Para as nossas contas, usamos os resultados do ClubElo.com, que dispõe de uma base de dados europeia com mais de 570 mil jogos de futebol desde 1933. Com isto, conseguimos obter a probabilidade para cada jogo da Liga dos Campeões. Mas um jogo não é o torneio, e, dependendo dos resultados da fase de grupos, poderemos ter diferentes combinações de jogos nos oitavos de final. Para isso, criámos no nosso computador um universo paralelo onde todas as equipas jogam a Liga dos Campeões jogo a jogo. E quando o torneio acaba? Repetimos 99.999 vezes mais. E acredite o leitor que neste universo paralelo, tal como na vida real, tudo o que pode acontecer acontece — incluindo reviravoltas de último minuto. Os favoritos continuam a dominar, mas volta e meia assistimos a histórias mágicas como a da vitória do Leicester na Premier League em 2016 e a da Grécia no Euro 2004, além de outros resultados “impossíveis”. Veja mais detalhes sobre o nosso modelo aqui.
É importante sublinhar que estes modelos não são uma máquina perfeita e que seria muito imprudente os leitores saírem a correr para fazer apostas porque “o modelo disse”. Se este modelo fosse uma máquina perfeita, os autores destas linhas garantem que estariam numa praia das Caraíbas, reformados, a ver jogos de futebol, em vez de estarem a fazer estas contas em frente de um computador.

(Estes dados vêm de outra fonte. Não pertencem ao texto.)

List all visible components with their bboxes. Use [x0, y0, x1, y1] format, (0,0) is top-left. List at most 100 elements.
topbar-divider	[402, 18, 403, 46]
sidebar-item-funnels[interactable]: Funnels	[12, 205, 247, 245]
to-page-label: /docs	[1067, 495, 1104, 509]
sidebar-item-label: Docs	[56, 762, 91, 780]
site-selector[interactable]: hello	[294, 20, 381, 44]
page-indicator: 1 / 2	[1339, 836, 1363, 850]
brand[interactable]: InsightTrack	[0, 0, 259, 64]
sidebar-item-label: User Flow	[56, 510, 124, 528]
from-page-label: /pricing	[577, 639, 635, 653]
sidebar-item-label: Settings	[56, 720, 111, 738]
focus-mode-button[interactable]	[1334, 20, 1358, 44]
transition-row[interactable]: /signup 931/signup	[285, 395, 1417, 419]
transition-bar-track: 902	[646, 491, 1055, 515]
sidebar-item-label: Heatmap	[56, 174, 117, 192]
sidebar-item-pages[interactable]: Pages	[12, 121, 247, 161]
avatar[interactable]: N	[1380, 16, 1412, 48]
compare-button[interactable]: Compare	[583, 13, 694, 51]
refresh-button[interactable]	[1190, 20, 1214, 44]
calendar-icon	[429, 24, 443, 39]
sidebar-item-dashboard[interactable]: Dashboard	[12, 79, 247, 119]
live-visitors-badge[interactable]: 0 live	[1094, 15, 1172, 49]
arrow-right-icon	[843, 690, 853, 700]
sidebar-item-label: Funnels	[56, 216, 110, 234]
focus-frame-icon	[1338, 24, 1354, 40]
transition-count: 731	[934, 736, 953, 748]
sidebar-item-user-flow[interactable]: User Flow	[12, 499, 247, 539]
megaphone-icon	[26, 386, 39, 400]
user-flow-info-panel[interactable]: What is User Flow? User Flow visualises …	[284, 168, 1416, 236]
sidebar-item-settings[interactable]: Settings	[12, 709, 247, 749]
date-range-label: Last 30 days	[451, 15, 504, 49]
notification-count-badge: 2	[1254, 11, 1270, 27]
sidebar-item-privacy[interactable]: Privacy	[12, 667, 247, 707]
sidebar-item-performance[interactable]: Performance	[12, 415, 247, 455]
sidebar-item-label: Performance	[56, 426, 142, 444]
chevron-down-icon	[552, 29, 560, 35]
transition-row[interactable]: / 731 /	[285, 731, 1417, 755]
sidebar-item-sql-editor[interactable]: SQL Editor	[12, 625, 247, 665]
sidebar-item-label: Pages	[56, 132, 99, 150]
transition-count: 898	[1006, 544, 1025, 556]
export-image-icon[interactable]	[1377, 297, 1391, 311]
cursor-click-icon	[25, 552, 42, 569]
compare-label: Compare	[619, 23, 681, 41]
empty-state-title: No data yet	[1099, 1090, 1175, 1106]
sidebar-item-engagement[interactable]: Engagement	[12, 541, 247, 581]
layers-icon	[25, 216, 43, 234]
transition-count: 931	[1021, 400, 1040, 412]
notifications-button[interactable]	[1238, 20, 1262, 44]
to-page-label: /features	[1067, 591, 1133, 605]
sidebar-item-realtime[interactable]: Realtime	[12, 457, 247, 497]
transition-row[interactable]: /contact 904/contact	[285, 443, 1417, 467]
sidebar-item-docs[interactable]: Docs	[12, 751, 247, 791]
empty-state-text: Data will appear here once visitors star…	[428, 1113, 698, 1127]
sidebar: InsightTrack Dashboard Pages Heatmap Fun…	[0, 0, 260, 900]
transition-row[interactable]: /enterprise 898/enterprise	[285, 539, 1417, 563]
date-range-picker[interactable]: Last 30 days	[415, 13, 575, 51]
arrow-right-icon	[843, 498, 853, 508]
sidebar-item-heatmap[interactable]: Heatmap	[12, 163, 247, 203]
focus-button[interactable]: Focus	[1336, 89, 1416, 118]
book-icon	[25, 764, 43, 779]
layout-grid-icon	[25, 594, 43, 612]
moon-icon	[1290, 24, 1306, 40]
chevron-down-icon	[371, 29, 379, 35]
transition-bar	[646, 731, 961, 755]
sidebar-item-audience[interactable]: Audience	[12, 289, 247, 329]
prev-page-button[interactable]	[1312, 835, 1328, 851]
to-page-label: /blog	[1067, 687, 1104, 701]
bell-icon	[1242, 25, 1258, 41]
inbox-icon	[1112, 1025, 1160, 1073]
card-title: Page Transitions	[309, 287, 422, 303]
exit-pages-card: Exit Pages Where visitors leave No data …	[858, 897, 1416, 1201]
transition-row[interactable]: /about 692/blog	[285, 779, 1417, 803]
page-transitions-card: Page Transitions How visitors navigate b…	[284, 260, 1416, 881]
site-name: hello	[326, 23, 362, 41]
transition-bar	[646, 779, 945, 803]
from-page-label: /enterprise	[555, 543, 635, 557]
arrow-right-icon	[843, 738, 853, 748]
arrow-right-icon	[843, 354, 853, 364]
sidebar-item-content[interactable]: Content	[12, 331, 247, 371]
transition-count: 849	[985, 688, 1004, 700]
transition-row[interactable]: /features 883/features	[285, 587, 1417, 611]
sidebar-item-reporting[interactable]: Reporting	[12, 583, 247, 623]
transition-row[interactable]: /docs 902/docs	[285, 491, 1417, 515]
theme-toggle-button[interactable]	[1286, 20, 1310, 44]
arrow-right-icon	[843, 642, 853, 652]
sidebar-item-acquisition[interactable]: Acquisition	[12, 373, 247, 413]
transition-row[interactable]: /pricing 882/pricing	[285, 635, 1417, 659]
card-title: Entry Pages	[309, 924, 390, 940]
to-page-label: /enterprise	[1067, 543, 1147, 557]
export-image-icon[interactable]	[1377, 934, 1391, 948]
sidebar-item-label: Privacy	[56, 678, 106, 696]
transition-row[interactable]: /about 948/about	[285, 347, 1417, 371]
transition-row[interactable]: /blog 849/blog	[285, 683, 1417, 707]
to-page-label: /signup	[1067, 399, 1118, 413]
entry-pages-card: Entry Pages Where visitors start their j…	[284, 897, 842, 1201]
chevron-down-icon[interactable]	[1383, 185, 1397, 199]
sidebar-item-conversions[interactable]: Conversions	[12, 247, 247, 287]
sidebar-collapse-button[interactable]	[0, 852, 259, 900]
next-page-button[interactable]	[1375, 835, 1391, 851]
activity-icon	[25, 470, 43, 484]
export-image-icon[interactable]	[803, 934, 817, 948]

O modelo é baseado em resultados passados e não lê notícias de jornal, o modelo não sabe de lesões ou de novas contratações que façam a equipa mais fraca ou mais forte. Pelo que tudo pode ser ajustado um pouco mais: o autor sportinguista deste artigo acha que, apesar de todas as contas, a probabilidade do Sporting devia ser maior, já que tem o melhor treinador da Europa. Não estranhe também o leitor que o autor benfiquista pense que este ano o Benfica vai chegar à sua oitava final e, quem sabe, quebrar a maldição de Béla Guttmann, com um golo ao 92.º minuto.
Paulo Rosário é economista e data scientist. Como bom sportinguista, acredita que este ano é que é. Vive em Londres.
Ricardo Santos é economista. É benfiquista, obviamente, bom pai de família e acha que já faltou mais para ver a terceira taça dos campeões no museu da Luz.